# It's Too Late - tutorial



## maplebaby (Oct 26, 2008)

This video breaks down how i cover this classic....thanks for watching!


[video=youtube;qKT2tIRvHIU]https://www.youtube.com/watch?v=qKT2tIRvHIU[/video]


----------



## Lincoln (Jun 2, 2008)

I know what I'll be working on tonight when I get home! Thank you


----------



## Greg Ellis (Oct 1, 2007)

Awesome!

I've been doing this song in my solo acoustic show for a while now. I don't think I've ever seen anyone else play it on guitar. I worked this out from the piano sheet music, IIRC.

Carole is really great; that album got played quite a lot in our home when I was a kid. Burned into my brain in the process.
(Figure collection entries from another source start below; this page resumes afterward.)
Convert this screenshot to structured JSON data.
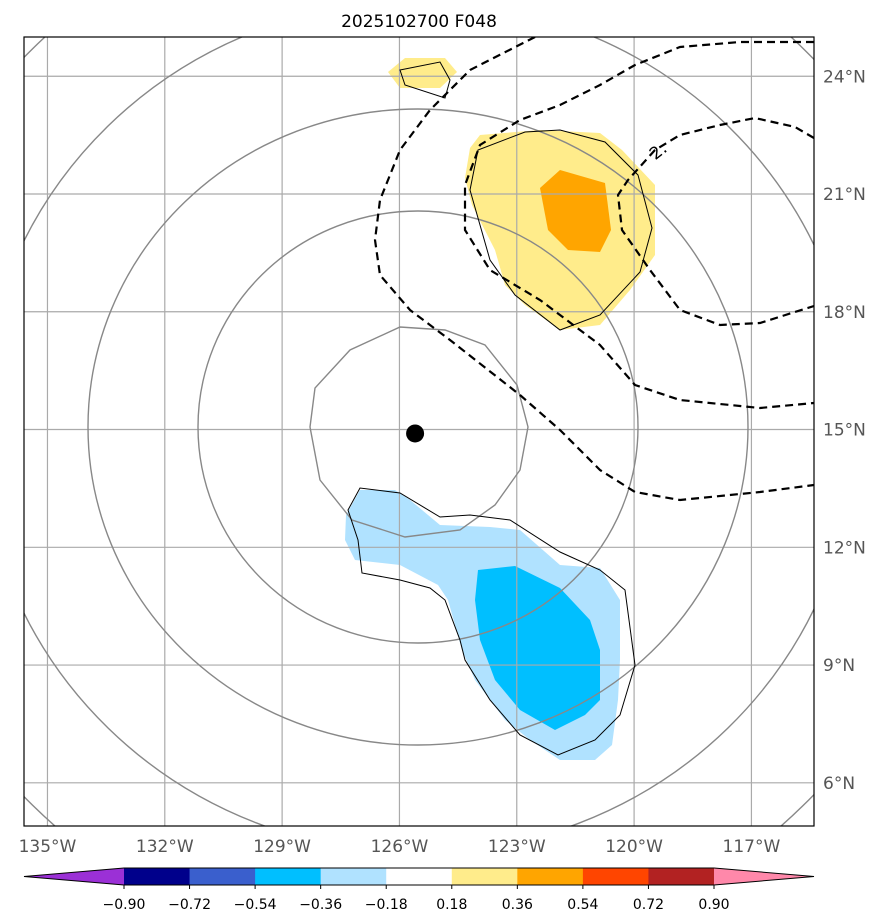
{
  "title": "2025102700 F048",
  "map": {
    "lon_range": [
      -135.6,
      -115.4
    ],
    "lat_range": [
      4.9,
      25.0
    ],
    "lon_ticks": [
      -135,
      -132,
      -129,
      -126,
      -123,
      -120,
      -117
    ],
    "lon_tick_labels": [
      "135°W",
      "132°W",
      "129°W",
      "126°W",
      "123°W",
      "120°W",
      "117°W"
    ],
    "lat_ticks": [
      6,
      9,
      12,
      15,
      18,
      21,
      24
    ],
    "lat_tick_labels": [
      "6°N",
      "9°N",
      "12°N",
      "15°N",
      "18°N",
      "21°N",
      "24°N"
    ],
    "grid": true,
    "storm_center": {
      "lon": -125.6,
      "lat": 14.9
    },
    "dashed_contour_label": "2."
  },
  "colorbar": {
    "tick_labels": [
      "−0.90",
      "−0.72",
      "−0.54",
      "−0.36",
      "−0.18",
      "0.18",
      "0.36",
      "0.54",
      "0.72",
      "0.90"
    ],
    "colors": [
      "#9b30d6",
      "#00008b",
      "#3a5fcd",
      "#00bfff",
      "#b0e2ff",
      "#ffffff",
      "#ffec8b",
      "#ffa500",
      "#ff4500",
      "#b22222",
      "#ff88aa"
    ],
    "extend": "both"
  }
}
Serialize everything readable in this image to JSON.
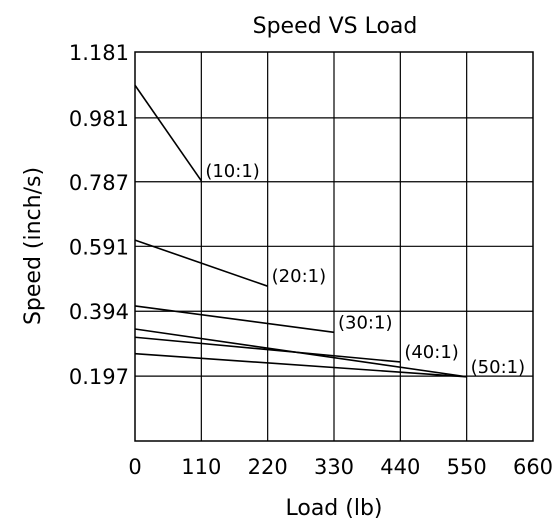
{
  "chart_data": {
    "type": "line",
    "title": "Speed VS Load",
    "xlabel": "Load (lb)",
    "ylabel": "Speed (inch/s)",
    "xlim": [
      0,
      660
    ],
    "ylim": [
      0,
      1.181
    ],
    "grid": true,
    "x_ticks": [
      0,
      110,
      220,
      330,
      440,
      550,
      660
    ],
    "y_ticks": [
      0.197,
      0.394,
      0.591,
      0.787,
      0.981,
      1.181
    ],
    "x_tick_labels": [
      "0",
      "110",
      "220",
      "330",
      "440",
      "550",
      "660"
    ],
    "y_tick_labels": [
      "0.197",
      "0.394",
      "0.591",
      "0.787",
      "0.981",
      "1.181"
    ],
    "series": [
      {
        "name": "(10:1)",
        "x": [
          0,
          110
        ],
        "y": [
          1.08,
          0.79
        ]
      },
      {
        "name": "(20:1)",
        "x": [
          0,
          220
        ],
        "y": [
          0.61,
          0.47
        ]
      },
      {
        "name": "(30:1)",
        "x": [
          0,
          330
        ],
        "y": [
          0.41,
          0.33
        ]
      },
      {
        "name": "(40:1)",
        "x": [
          0,
          440
        ],
        "y": [
          0.315,
          0.24
        ]
      },
      {
        "name": "(50:1)",
        "x": [
          0,
          550
        ],
        "y": [
          0.265,
          0.195
        ]
      },
      {
        "name": "",
        "x": [
          0,
          550
        ],
        "y": [
          0.34,
          0.195
        ]
      }
    ]
  }
}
There were lots of firsts for me in this song. I had no clue how to play a D6. What a beautiful chord! And that Bbmaj7 barre chord, yikes! That was the first time in a few decades that I sat down and forced myself to learn a barre chord that HURT when I first tried it.

It's interesting that you jump up the neck to catch that Dm7, I play it down at the nut. 

Nice job and thanks!


----------



## maplebaby (Oct 26, 2008)

Lincoln - thanks for checking this out and i hope you enjoy working it up/playing it!

Greg...great to hear you play this song! When we play it i ALWAYS see folks singing along because as you said it's ingrained for many of us in your memories. It is a chord collection for sure isn't it!

love to hear you play it - if you have it posted somewhere i'd love a link...all the best with your music, dale.


----------